Create and return a predictor object.

Returns:A predictor wrapping a HybridBlock used for inference.
Return type:Predictor
create_transformation(bin_edges: numpy.ndarray, pred_length: int) → gluonts.transform.Transformation[source]

Create and return the transformation needed for training and inference.

Returns:The transformation that will be applied entry-wise to datasets, at training and inference time.
Return type:Transformation
train(training_data: gluonts.dataset.common.Dataset, validation_data: Optional[gluonts.dataset.common.Dataset] = None) → gluonts.model.predictor.Predictor[source]

Train the estimator on the given data.

Parameters:
  • training_data – Dataset to train the model on.
  • validation_data – Dataset to validate the model on during training.
Returns:

The predictor containing the trained model.

Return type:

Predictor

class gluonts.model.wavenet.WaveNetSampler(bin_values: List[float], num_samples: int, temperature: float = 1.0, **kwargs)[source]

Bases: gluonts.model.wavenet._network.WaveNet

Runs Wavenet generation in an auto-regressive manner using caching for speedup [PKC+16].

Same arguments as WaveNet.
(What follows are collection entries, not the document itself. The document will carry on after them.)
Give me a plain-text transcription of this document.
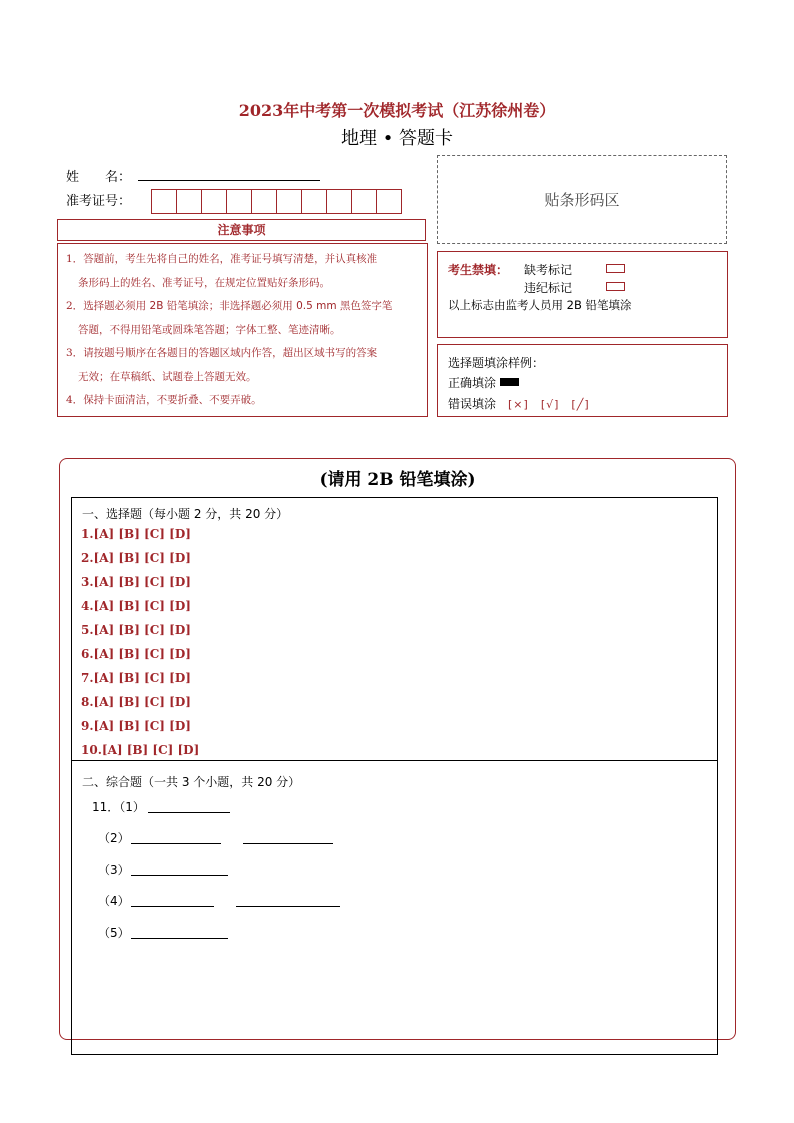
2023年中考第一次模拟考试（江苏徐州卷）
地理 • 答题卡
姓　　名：
准考证号：	贴条形码区
注意事项

1．答题前，考生先将自己的姓名，准考证号填写清楚，并认真核准

条形码上的姓名、准考证号，在规定位置贴好条形码。

2．选择题必须用 2B 铅笔填涂；非选择题必须用 0.5 mm 黑色签字笔

答题，不得用铅笔或圆珠笔答题；字体工整、笔迹清晰。

3．请按题号顺序在各题目的答题区域内作答，超出区域书写的答案

无效；在草稿纸、试题卷上答题无效。

4．保持卡面清洁，不要折叠、不要弄破。

考生禁填： 缺考标记
违纪标记
以上标志由监考人员用 2B 铅笔填涂
选择题填涂样例：
正确填涂
错误填涂 [×]　[√]　[╱]
(请用 2B 铅笔填涂)
一、选择题（每小题 2 分，共 20 分）
1.[A] [B] [C] [D]
2.[A] [B] [C] [D]
3.[A] [B] [C] [D]
4.[A] [B] [C] [D]
5.[A] [B] [C] [D]
6.[A] [B] [C] [D]
7.[A] [B] [C] [D]
8.[A] [B] [C] [D]
9.[A] [B] [C] [D]
10.[A] [B] [C] [D]
二、综合题（一共 3 个小题，共 20 分）
11．（1）
（2）
（3）
（4）
（5）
In addition

Parameters:
  • pred_length – Length of the prediction horizon
  • num_samples – Number of sample paths to generate in parallel in the graph
  • temperature – If set to 1.0 (default), sample according to estimated probabilities, if set to 0.0 most likely sample at each step is chosen.
  • post_transform – An optional post transform that will be applied to the samples
hybrid_forward(F, feat_static_cat: Union[mxnet.ndarray.ndarray.NDArray, mxnet.symbol.symbol.Symbol], past_target: Union[mxnet.ndarray.ndarray.NDArray, mxnet.symbol.symbol.Symbol], past_observed_values: Union[mxnet.ndarray.ndarray.NDArray, mxnet.symbol.symbol.Symbol], past_time_feat: Union[mxnet.ndarray.ndarray.NDArray, mxnet.symbol.symbol.Symbol], future_time_feat: Union[mxnet.ndarray.ndarray.NDArray, mxnet.symbol.symbol.Symbol], scale: Union[mxnet.ndarray.ndarray.NDArray, mxnet.symbol.symbol.Symbol]) → Union[mxnet.ndarray.ndarray.NDArray, mxnet.symbol.symbol.Symbol][source]

Overrides to construct symbolic graph for this Block.

Parameters:
  • x (Symbol or NDArray) – The first input tensor.
  • *args (list of Symbol or list of NDArray) – Additional input tensors.